Era um domingo quente, desses que o sol parece queima até os pensamentos. As ruas de Santana do Ipanema ferviam de gente. O vento soprava fraco. No centro da cidade, o Cine Alvorada brilhava como um palácio moderno — o orgulho da capital do sertão.
Os meninos chegavam antes da hora, formando fila para a
matinê. Alguns vinham de longe, a pé ou de bicicleta. As meninas vinham de
tranças, vestidos rodados e moedas apertadas nas mãos. No cartaz, pendurado na
parede do cinema, lia-se em letras grandes:
“Hoje: Tarzan e o Vale
Perdido”.
Ao lado do cinema, o cheirinho doce da sorveteria se
misturava ao de pipoca e laranja. Dona Francisca, com seu banquinho de madeira,
vendia balas coloridas, cigarros avulsos e, para os mais miúdos, laranjas
descascadas com capricho.
— “Quer uma, menino?” —
perguntava ela, o rosto marcado pelo sol.
— “Quero não, dona Chica.
Tô juntando pra ver o Tarzan!”
Lá dentro, o Cine Alvorada era outro mundo. As paredes
tinham pinturas de vaqueiros, bois e mandacarus, feitas por um artista local. A
escadaria alta levava à sala escura, onde o projetor zunia como um inseto
nervoso. A criançada ria, gritava, batia palma — e quando o herói aparecia na
tela, era como se o sertão inteiro ficasse em silêncio.

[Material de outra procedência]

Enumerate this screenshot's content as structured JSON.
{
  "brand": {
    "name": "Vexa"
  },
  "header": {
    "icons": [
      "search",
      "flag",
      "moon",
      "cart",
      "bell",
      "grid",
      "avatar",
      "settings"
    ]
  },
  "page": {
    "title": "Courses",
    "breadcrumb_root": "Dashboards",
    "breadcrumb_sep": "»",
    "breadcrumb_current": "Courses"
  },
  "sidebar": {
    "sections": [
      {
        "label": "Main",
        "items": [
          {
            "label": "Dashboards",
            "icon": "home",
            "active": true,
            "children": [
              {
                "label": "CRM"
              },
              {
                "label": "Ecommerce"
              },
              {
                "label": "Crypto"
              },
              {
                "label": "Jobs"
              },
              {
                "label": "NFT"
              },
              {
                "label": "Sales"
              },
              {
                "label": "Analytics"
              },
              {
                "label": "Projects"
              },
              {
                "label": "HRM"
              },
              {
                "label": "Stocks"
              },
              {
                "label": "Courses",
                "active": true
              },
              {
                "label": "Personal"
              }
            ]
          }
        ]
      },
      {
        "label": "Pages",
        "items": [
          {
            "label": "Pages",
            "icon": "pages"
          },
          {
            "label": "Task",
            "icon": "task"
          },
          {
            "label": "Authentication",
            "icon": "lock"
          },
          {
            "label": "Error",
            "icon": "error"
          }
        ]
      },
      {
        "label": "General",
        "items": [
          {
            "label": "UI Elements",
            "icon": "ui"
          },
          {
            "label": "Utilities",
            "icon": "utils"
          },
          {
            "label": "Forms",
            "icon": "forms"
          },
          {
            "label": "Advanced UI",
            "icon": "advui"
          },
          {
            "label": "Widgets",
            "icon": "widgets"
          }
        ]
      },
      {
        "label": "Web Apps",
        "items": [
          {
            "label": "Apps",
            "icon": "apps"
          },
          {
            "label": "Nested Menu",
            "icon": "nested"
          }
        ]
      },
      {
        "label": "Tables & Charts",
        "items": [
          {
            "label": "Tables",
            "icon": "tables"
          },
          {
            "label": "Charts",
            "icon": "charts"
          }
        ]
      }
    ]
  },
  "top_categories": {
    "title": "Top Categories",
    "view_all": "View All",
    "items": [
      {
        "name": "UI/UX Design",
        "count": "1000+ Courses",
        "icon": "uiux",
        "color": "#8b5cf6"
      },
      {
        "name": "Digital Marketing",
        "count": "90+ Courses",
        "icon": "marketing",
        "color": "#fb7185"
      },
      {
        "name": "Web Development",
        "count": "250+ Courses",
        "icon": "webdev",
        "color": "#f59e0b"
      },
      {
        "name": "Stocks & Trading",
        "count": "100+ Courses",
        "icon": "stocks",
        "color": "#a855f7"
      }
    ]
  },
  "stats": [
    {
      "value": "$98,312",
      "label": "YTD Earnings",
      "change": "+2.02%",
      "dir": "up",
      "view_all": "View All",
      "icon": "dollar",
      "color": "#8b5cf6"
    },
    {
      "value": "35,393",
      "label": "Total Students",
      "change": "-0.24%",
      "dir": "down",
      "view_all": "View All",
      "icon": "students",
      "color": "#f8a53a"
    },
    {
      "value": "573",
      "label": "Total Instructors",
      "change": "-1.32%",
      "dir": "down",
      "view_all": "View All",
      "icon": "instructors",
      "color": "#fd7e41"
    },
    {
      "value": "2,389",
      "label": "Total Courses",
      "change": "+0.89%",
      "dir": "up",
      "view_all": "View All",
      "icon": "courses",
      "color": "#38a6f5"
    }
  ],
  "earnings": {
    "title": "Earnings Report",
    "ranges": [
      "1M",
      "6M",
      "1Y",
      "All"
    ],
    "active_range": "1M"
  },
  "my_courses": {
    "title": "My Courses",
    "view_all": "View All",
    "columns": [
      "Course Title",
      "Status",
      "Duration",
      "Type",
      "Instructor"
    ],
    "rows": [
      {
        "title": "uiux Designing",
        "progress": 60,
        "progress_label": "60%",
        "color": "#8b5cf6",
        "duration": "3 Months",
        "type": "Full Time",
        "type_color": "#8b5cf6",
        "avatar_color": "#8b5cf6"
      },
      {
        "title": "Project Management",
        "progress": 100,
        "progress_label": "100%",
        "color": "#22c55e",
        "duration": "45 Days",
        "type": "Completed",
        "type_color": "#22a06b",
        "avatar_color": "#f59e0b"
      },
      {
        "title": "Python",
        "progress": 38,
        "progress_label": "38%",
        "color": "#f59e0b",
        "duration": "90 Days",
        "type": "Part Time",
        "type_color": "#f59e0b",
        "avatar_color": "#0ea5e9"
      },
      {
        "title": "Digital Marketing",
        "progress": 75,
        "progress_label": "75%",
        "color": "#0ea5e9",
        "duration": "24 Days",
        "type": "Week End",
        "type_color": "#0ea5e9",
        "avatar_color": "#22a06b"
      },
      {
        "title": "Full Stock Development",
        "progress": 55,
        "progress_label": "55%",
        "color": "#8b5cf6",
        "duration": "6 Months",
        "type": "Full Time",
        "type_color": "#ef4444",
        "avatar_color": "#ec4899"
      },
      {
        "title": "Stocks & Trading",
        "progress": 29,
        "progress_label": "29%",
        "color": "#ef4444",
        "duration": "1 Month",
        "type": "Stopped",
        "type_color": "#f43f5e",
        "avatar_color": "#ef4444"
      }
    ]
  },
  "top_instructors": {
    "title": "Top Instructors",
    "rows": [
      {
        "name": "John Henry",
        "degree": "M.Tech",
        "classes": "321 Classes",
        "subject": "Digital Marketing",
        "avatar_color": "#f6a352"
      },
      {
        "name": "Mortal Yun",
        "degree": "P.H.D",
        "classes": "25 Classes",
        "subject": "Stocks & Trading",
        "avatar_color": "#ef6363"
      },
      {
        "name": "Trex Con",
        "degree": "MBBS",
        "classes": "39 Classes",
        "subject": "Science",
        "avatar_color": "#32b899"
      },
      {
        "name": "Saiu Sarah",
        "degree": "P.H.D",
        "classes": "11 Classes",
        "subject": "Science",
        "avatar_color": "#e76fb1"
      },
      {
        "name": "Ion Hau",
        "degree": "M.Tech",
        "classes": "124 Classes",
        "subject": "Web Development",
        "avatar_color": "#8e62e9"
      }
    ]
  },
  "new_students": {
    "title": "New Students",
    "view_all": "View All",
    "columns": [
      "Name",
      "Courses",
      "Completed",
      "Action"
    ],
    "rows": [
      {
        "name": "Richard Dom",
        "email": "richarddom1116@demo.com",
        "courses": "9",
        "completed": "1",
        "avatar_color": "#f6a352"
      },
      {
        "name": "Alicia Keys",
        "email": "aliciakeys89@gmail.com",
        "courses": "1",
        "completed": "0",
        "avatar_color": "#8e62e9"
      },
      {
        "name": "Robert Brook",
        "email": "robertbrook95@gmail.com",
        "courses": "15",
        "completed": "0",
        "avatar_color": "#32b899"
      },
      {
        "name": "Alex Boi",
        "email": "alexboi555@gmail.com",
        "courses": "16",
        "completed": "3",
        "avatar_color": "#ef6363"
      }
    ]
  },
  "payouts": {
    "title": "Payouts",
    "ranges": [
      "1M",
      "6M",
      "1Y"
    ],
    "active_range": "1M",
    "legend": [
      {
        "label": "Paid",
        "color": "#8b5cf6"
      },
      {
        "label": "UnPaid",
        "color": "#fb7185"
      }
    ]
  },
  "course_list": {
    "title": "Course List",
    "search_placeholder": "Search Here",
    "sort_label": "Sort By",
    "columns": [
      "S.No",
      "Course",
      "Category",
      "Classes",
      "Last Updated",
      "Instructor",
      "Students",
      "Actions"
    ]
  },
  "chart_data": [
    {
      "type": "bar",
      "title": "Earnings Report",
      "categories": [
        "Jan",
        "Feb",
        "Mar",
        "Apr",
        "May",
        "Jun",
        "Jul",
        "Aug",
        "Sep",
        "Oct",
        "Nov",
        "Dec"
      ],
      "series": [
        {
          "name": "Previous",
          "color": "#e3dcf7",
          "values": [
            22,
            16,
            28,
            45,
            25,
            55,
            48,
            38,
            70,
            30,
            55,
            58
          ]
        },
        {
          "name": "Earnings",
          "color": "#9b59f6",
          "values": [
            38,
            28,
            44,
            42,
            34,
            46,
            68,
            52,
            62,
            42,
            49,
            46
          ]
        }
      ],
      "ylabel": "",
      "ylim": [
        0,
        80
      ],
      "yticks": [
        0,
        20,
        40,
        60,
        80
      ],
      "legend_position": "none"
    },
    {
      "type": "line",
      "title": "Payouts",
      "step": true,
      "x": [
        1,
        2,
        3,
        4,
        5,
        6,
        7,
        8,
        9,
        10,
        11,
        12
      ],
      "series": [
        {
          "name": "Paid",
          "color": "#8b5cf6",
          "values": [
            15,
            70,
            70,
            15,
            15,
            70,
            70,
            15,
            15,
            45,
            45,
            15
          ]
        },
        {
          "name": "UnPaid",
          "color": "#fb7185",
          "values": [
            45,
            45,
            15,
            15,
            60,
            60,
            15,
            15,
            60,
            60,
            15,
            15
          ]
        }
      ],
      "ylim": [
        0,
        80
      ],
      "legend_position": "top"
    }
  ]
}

Mas nem todos conseguiam entrar. Era caro. Três cruzeiros
era dinheiro demais pra muita família. E foi aí que nasceu a ideia — a ideia do
“Cinema de Papel”.
Atrás do prédio do cinema, ficavam os restos dos rolos de
filme — tiras cortadas, pedaços queimados ou borrados, jogados fora pelo
projecionista. Um grupo de garotos — Zezinho, Tonho de Dioclécio, e a pequena
Amália — descobriram aquele tesouro escondido. As fitas brilhavam ao sol,
cheias de figuras minúsculas.
— “Olha aqui! É o
Tarzan!” — gritou Amália, segurando o pedacinho entre os dedos.
— “Pois é, vamo fazer
nosso cinema!” — disse Tonho, já cheio de ideias.
Em poucos dias, transformaram uma caixa de sapatos em
projetor. Fizeram um buraco na frente, botaram uma lâmpada transparente cheia
de água e uma lanterna atrás. Nas paredes da casa de Zezinho, nascia o “Cine
Sertão”. A entrada custava o mesmo que uma bala de hortelã — um papel de
cigarro vazio ou uma tampinha de refrigerante.
As crianças se acotovelavam pra ver as imagens se
mexendo, meio tremidas, meio mágicas. Quando a figura do herói aparecia — às
vezes de cabeça pra baixo — o público aplaudia. A gargalhada de Amelinha ecoava
alto.
Dona Chica, ao saber da novidade, foi ver. Ficou ali,
olhando as sombras dançando na parede, e disse:
— “Oxente... é mais bonito
que o de lá, viu?”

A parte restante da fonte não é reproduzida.